Can we forecast social trends, wars, election results etc based on social media data?

17 October

We cannot forecast social trends based on the processing of social media data. The reasons behind this are ethical.

Data-mining and the analysis of how people express themselves online around current events cannot produce a robust approach to ascertaining attitudes if it is premised on 1) automation, and 2) using open-access data without the full and informed consent of participants.

"Informed consent" is the gold standard for ethical social science research today, and it means that participants should be informed in advance that their responses will be used as data for research, and they must agree to participate in the research project. Informed consent can given by a participant when they sign a form that explains the aims and objectives of the research, or when they click through the first explanatory page of a survey when providing responses online, for example.

So by treating all online interactions as data, we would not be complying with basic premises of ethical social research. After all, people engage in public debates online and offline, in various settings, for a range of reasons. They express a range of views and sentiments ad hoc, off the cuff, and without considering that their acts online might be treated in the same way that their responses to a formal questionnaire would.

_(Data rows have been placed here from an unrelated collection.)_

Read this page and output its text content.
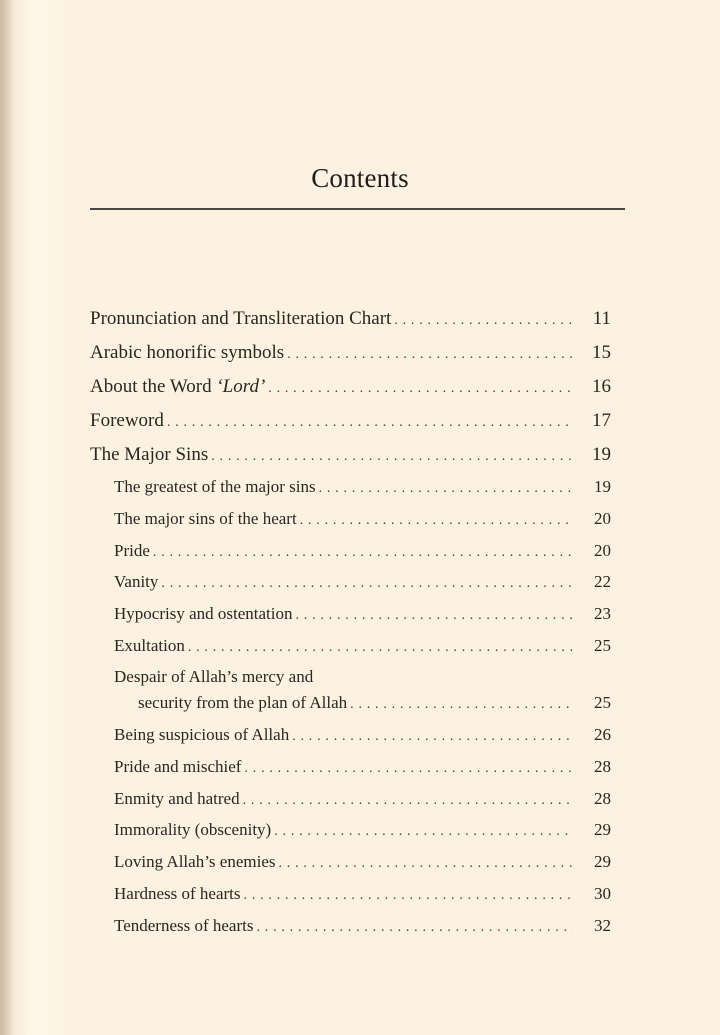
Contents
Pronunciation and Transliteration Chart . . .	11
Arabic honorific symbols . . .	15
About the Word ‘Lord’ . . .	16
Foreword . . .	17
The Major Sins . . .	19
The greatest of the major sins . . .	19
The major sins of the heart . . .	20
Pride . . .	20
Vanity . . .	22
Hypocrisy and ostentation . . .	23
Exultation . . .	25
Despair of Allah’s mercy and
security from the plan of Allah . . .	25
Being suspicious of Allah . . .	26
Pride and mischief . . .	28
Enmity and hatred . . .	28
Immorality (obscenity) . . .	29
Loving Allah’s enemies . . .	29
Hardness of hearts . . .	30
Tenderness of hearts . . .	32
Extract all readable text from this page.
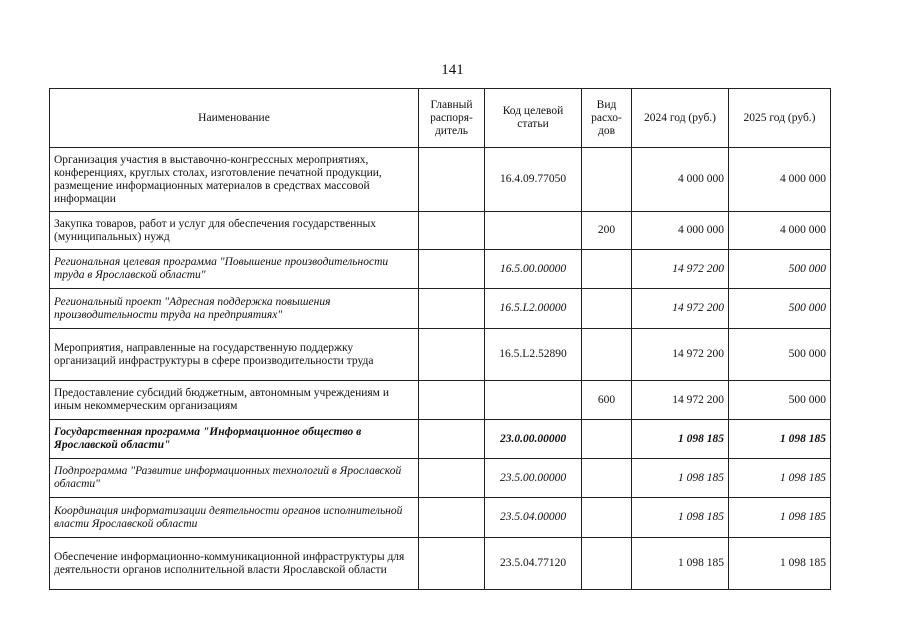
141
Наименование	Главный распоря-дитель	Код целевой статьи	Вид расхо-дов	2024 год (руб.)	2025 год (руб.)
Организация участия в выставочно-конгрессных мероприятиях, конференциях, круглых столах, изготовление печатной продукции, размещение информационных материалов в средствах массовой информации		16.4.09.77050		4 000 000	4 000 000
Закупка товаров, работ и услуг для обеспечения государственных (муниципальных) нужд			200	4 000 000	4 000 000
Региональная целевая программа "Повышение производительности труда в Ярославской области"		16.5.00.00000		14 972 200	500 000
Региональный проект "Адресная поддержка повышения производительности труда на предприятиях"		16.5.L2.00000		14 972 200	500 000
Мероприятия, направленные на государственную поддержку организаций инфраструктуры в сфере производительности труда		16.5.L2.52890		14 972 200	500 000
Предоставление субсидий бюджетным, автономным учреждениям и иным некоммерческим организациям			600	14 972 200	500 000
Государственная программа "Информационное общество в Ярославской области"		23.0.00.00000		1 098 185	1 098 185
Подпрограмма "Развитие информационных технологий в Ярославской области"		23.5.00.00000		1 098 185	1 098 185
Координация информатизации деятельности органов исполнительной власти Ярославской области		23.5.04.00000		1 098 185	1 098 185
Обеспечение информационно-коммуникационной инфраструктуры для деятельности органов исполнительной власти Ярославской области		23.5.04.77120		1 098 185	1 098 185
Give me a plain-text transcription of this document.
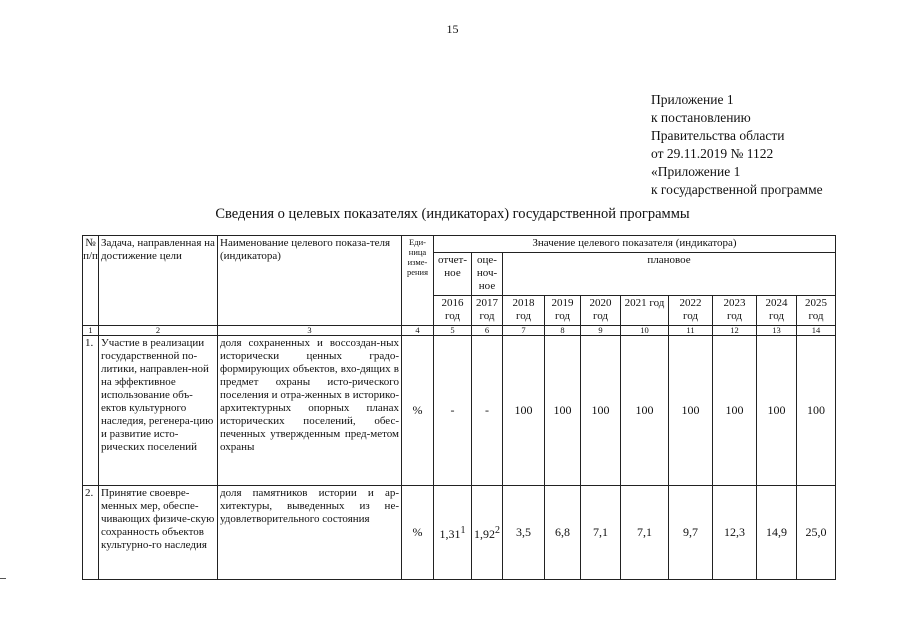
15
Приложение 1
к постановлению
Правительства области
от 29.11.2019 № 1122
«Приложение 1
к государственной программе
Сведения о целевых показателях (индикаторах) государственной программы
№ п/п	Задача, направленная на достижение цели	Наименование целевого показа-теля (индикатора)	Еди-ница изме-рения	Значение целевого показателя (индикатора)									
				отчет-ное	оце-ноч-ное	плановое							
				2016 год	2017 год	2018 год	2019 год	2020 год	2021 год	2022 год	2023 год	2024 год	2025 год
1	2	3	4	5	6	7	8	9	10	11	12	13	14
1.	Участие в реализации государственной по-литики, направлен-ной на эффективное использование объ-ектов культурного наследия, регенера-цию и развитие исто-рических поселений	доля сохраненных и воссоздан-ных исторически ценных градо-формирующих объектов, вхо-дящих в предмет охраны исто-рического поселения и отра-женных в историко-архитектурных опорных планах исторических поселений, обес-печенных утвержденным пред-метом охраны	%	-	-	100	100	100	100	100	100	100	100
2.	Принятие своевре-менных мер, обеспе-чивающих физиче-скую сохранность объектов культурно-го наследия	доля памятников истории и ар-хитектуры, выведенных из не-удовлетворительного состояния	%	1,31$^1$	1,92$^2$	3,5	6,8	7,1	7,1	9,7	12,3	14,9	25,0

Despite these ethical problems, some social media data is used by companies to draw conclusions about their users and about potential consumer markets. There is ongoing debate about how transparent the actions of these companies are, and how far users are aware of how their data is used. Some social scientists also engage with open access data, but this engagement is guided by special ethical standards at every step of the research process - from access, to analysis, to eventual citation in the final research outcome. Researchers need to make sure that their engagement will online data does not violate the privacy, anonymity, or rights of research participants, and for this reason it is difficult at present to use social media data on a mass scale to draw conclusions about society. And it is even more complicated to use any conclusions we can draw to then formulate predictions.